Pemaparan-pemaparan asing menunjukkan fungsi keris sebagai senjata di
kalangan awam Majapahit. Keris sebagai senjata memiliki bilah yang
kokoh, keras, tetapi ringan. Berbagai legenda dari periode
Demak–
Mataram mengenal beberapa keris senjata yang terkenal, misalnya
keris Nagasasra Sabukinten.
Laporan Perancis dari abad ke-16 telah menceritakan peran keris sebagai simbol kebesaran para pemimpin Sumatera (khususnya
Kesultanan Aceh).
Godinho de Heredia
dari Portugal menuliskan dalam jurnalnya dari tahun 1613 bahwa
orang-orang Melayu penghuni Semenanjung ("Hujung Tanah") telah
memberikan racun pada bilah keris dan menghiasi sarung dan hulu keris
dengan batu
permata.
"Penghalusan" fungsi keris tampaknya semakin menguat sejak abad ke-19
dan seterusnya, sejalan dengan meredanya gejolak politik di Nusantara
dan menguatnya penggunaan
senjata api.
Dalam perkembangan ini, peran keris sebagai senjata berangsur-angsur
berkurang.
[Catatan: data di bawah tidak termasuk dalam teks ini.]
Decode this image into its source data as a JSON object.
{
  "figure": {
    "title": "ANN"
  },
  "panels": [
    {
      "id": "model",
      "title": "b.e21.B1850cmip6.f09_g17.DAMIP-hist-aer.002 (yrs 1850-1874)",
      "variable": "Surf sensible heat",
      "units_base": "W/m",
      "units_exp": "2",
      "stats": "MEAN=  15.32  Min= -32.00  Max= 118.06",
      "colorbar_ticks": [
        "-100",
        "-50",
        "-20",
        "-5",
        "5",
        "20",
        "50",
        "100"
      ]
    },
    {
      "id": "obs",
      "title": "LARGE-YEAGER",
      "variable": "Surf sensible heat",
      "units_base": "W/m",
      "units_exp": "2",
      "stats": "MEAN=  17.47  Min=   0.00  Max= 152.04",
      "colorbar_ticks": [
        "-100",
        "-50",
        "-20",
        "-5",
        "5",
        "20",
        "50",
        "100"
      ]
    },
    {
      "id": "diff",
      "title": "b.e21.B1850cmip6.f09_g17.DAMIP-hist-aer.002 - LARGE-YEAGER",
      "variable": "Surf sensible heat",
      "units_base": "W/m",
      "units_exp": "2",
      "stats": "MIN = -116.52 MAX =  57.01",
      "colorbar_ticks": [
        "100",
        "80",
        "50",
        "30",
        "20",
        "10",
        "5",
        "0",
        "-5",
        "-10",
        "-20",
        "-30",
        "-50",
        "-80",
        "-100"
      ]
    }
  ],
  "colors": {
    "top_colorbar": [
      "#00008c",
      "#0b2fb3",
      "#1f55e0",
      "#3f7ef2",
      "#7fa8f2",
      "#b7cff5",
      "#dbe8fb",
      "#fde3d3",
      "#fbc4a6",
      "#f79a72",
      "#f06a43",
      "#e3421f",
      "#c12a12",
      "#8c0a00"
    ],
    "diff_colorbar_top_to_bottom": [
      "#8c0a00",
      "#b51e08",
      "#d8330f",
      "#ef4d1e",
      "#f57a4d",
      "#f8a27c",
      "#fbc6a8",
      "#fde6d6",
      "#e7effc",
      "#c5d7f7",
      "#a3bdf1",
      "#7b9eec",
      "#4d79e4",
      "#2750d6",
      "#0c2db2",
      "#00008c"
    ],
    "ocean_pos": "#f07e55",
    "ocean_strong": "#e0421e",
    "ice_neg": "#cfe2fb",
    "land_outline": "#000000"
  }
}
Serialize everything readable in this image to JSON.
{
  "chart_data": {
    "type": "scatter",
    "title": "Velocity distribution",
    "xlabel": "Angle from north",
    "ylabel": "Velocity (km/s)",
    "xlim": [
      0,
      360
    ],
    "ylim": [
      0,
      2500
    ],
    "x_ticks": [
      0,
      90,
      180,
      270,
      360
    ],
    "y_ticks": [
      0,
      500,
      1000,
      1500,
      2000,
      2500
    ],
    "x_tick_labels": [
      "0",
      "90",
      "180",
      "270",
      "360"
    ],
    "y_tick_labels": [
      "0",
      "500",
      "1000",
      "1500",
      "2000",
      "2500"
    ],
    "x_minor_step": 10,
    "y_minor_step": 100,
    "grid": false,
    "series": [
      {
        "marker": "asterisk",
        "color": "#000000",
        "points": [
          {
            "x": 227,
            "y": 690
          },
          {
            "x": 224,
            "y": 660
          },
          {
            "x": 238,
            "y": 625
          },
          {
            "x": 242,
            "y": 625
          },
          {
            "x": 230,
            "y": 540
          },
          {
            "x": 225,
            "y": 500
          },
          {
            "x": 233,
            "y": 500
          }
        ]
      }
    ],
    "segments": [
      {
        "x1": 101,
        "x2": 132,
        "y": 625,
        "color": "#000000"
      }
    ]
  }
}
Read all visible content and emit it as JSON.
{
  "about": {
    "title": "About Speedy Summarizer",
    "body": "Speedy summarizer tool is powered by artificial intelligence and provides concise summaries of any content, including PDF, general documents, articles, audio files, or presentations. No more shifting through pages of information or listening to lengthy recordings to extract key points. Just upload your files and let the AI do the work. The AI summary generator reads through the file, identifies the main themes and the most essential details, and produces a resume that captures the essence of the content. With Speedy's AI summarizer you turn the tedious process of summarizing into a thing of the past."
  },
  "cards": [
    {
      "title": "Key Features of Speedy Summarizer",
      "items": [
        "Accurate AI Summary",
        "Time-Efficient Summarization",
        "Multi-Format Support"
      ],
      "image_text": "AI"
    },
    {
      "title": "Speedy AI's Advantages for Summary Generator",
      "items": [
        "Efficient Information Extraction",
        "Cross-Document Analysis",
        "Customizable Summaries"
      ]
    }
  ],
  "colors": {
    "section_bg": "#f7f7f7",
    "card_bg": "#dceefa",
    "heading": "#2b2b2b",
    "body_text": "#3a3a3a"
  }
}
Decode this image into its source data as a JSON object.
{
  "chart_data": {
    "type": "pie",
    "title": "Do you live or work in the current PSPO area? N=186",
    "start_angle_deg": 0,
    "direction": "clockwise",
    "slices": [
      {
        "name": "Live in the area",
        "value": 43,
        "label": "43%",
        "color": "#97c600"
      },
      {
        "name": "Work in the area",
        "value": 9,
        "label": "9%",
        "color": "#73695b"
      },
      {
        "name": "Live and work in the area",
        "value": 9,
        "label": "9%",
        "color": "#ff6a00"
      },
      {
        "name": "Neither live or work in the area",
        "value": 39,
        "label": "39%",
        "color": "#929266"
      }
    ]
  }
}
Sebagai contoh, dalam idealisme Jawa mengenai seorang
laki-laki "yang sempurna", sering dikemukakan bahwa keris atau
curiga menjadi simbol pegangan ilmu/keterampilan sebagai bekal hidup.
Berkembangnya tata krama penggunaan keris maupun variasi bentuk sarung
keris (warangka) yang dikenal sekarang dapat dikatakan juga merupakan
wujud penghalusan fungsi keris.
Pada masa kini, kalangan perkerisan Jawa selalu melihat keris sebagai
tosan aji atau "benda keras (logam) yang luhur", bukan sebagai senjata. Keris adalah
dhuwung, bersama-sama dengan
tombak; keduanya dianggap sebagai benda "pegangan" (
ageman)
yang diambil daya keutamaannya dengan mengambil bentuk senjata tikam
pada masa lalu. Di Malaysia, dalam kultur monarki yang kuat, keris
menjadi identitas kemelayuan.
Tata cara penggunaan keris berbeda-beda di masing-masing daerah. Di daerah
Jawa dan
Sunda
misalnya, keris ditempatkan di pinggang bagian belakang pada masa damai
tetapi ditempatkan di depan pada masa perang. Penempatan keris di depan
dapat diartikan sebagai kesediaan untuk bertarung. Selain itu, terkait
dengan fungsi, sarung keris Jawa juga memiliki variasi utama: gayaman
dan ladrang. Sementara itu, di Sumatra, Kalimantan, Malaysia, Brunei dan
Filipina, keris ditempatkan di depan dalam upacara-upacara kebesaran.